Dynamic Time Warp with Speech Signal Processing Toolkit (SPTK) output

358 views Asked by At

I'm an IT student and got an assignment to do about Dynamic Time Warping(DTW) using the Speech Signal Processing Toolkit (SPTK) and comparing some words spoken by 2 speakers and finding the similarities. I managed to get the SPTK working and everything, collected 8 people(4 female, 4 male) who recorded 8 words each for me(same words for every person) and saved them as files with a .wav extension.

My .wav files are: RIFF (little-endian) data, WAVE audio, mono 16000 Hz. I transfered every .wav file into .short data files. I transfered every .short file to a .mcep file with this line of code:

x2x +sf < source_maleA.short | frame -l 400 -p 80 | window -l 400 -L 512 | mcep -l 512 -m 20 -a 0.42 > source_maleA.mcep

After that, I went to compare the .mcep files with this line of code:

dtw -m 24 target_maleB.mcep < source_maleA.mcep > source_maleA_target_maleB.dtw

The output of that command line should be a numeric value(probably a float/double/int value) or a few values. The problem is that I'm not sure how to open that .dtw files and in the documentation I get there isn't any good info about that. When I try to open it in any editor or cat it in the terminal, I get some strange letters as an output [picture 1].
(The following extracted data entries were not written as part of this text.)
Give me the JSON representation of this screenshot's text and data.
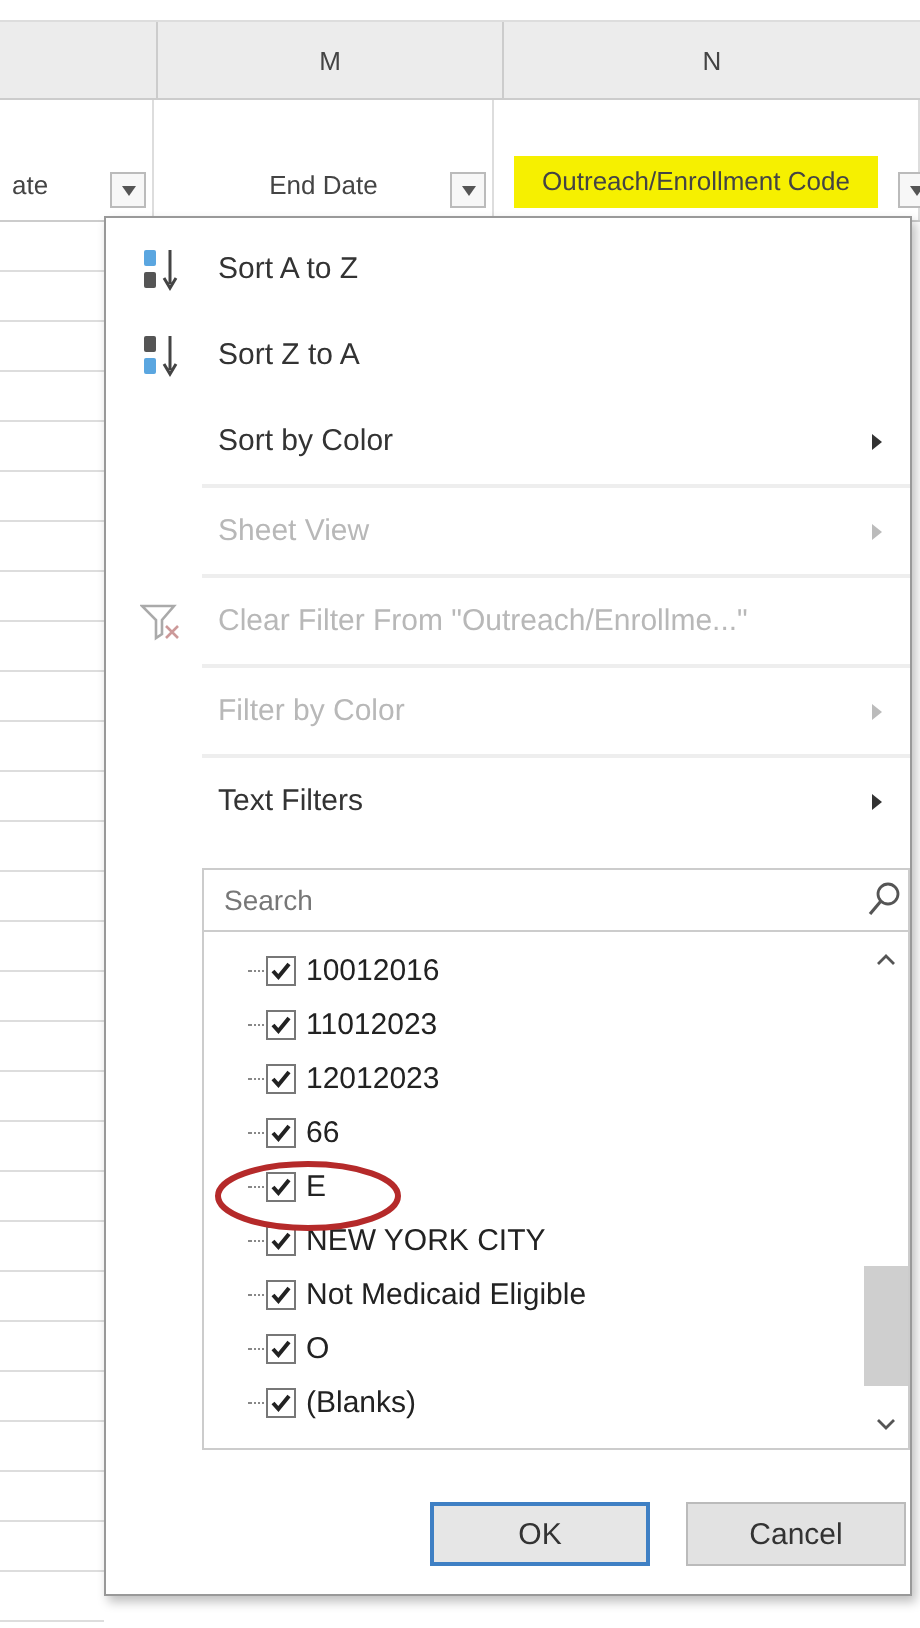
{
  "column_headers": [
    {
      "label": "M"
    },
    {
      "label": "N"
    }
  ],
  "header_cells": [
    {
      "text": "ate",
      "highlighted": false
    },
    {
      "text": "End Date",
      "highlighted": false
    },
    {
      "text": "Outreach/Enrollment Code",
      "highlighted": true
    }
  ],
  "menu": {
    "items": [
      {
        "label": "Sort A to Z",
        "kind": "sort-az",
        "disabled": false,
        "submenu": false
      },
      {
        "label": "Sort Z to A",
        "kind": "sort-za",
        "disabled": false,
        "submenu": false
      },
      {
        "label": "Sort by Color",
        "kind": "plain",
        "disabled": false,
        "submenu": true
      },
      {
        "label": "Sheet View",
        "kind": "plain",
        "disabled": true,
        "submenu": true
      },
      {
        "label": "Clear Filter From \"Outreach/Enrollme...\"",
        "kind": "clear-filter",
        "disabled": true,
        "submenu": false
      },
      {
        "label": "Filter by Color",
        "kind": "plain",
        "disabled": true,
        "submenu": true
      },
      {
        "label": "Text Filters",
        "kind": "plain",
        "disabled": false,
        "submenu": true
      }
    ],
    "search": {
      "placeholder": "Search"
    },
    "values": [
      {
        "label": "10012016",
        "checked": true
      },
      {
        "label": "11012023",
        "checked": true
      },
      {
        "label": "12012023",
        "checked": true
      },
      {
        "label": "66",
        "checked": true
      },
      {
        "label": "E",
        "checked": true
      },
      {
        "label": "NEW YORK CITY",
        "checked": true
      },
      {
        "label": "Not Medicaid Eligible",
        "checked": true
      },
      {
        "label": "O",
        "checked": true
      },
      {
        "label": "(Blanks)",
        "checked": true
      }
    ],
    "buttons": [
      {
        "label": "OK",
        "default": true
      },
      {
        "label": "Cancel",
        "default": false
      }
    ]
  }
}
In the documentation however it says that with the parameter -s [Score] I can get the score of the DTW process. So I tried it with this command line:

dtw -m 24 -s Scorefile target_maleB.mcep < source_maleA.mcep > source_maleA_target_maleB.dtw

I get a value, but in strange format.

I searched online and in many documentations about the .dtw file and couldn't find anything. I tried to convert the result into another format, but not any luck with that. Tried to contact my mentor about it, but no answers so far and it's been a while already.

Anyone could give me any suggestion on what to do or anything else? The documentation can be found on this site : http://sp-tk.sourceforge.net/ (sorry for not link, but still not enough reputation - will remove if I have to), but I don't think it's needed that much, since I think I pretty much understood the DTW process and think I've done it ok, it's just that the output is causing me problems.

Thanks in advance,

Marco.

picture 1

1

There are 1 answers

0
Lorenz G On

The score file is in float so you have to convert it to asci with the x2x command from SPTK:

x2x +fa scorefile.bin > scorefile.txt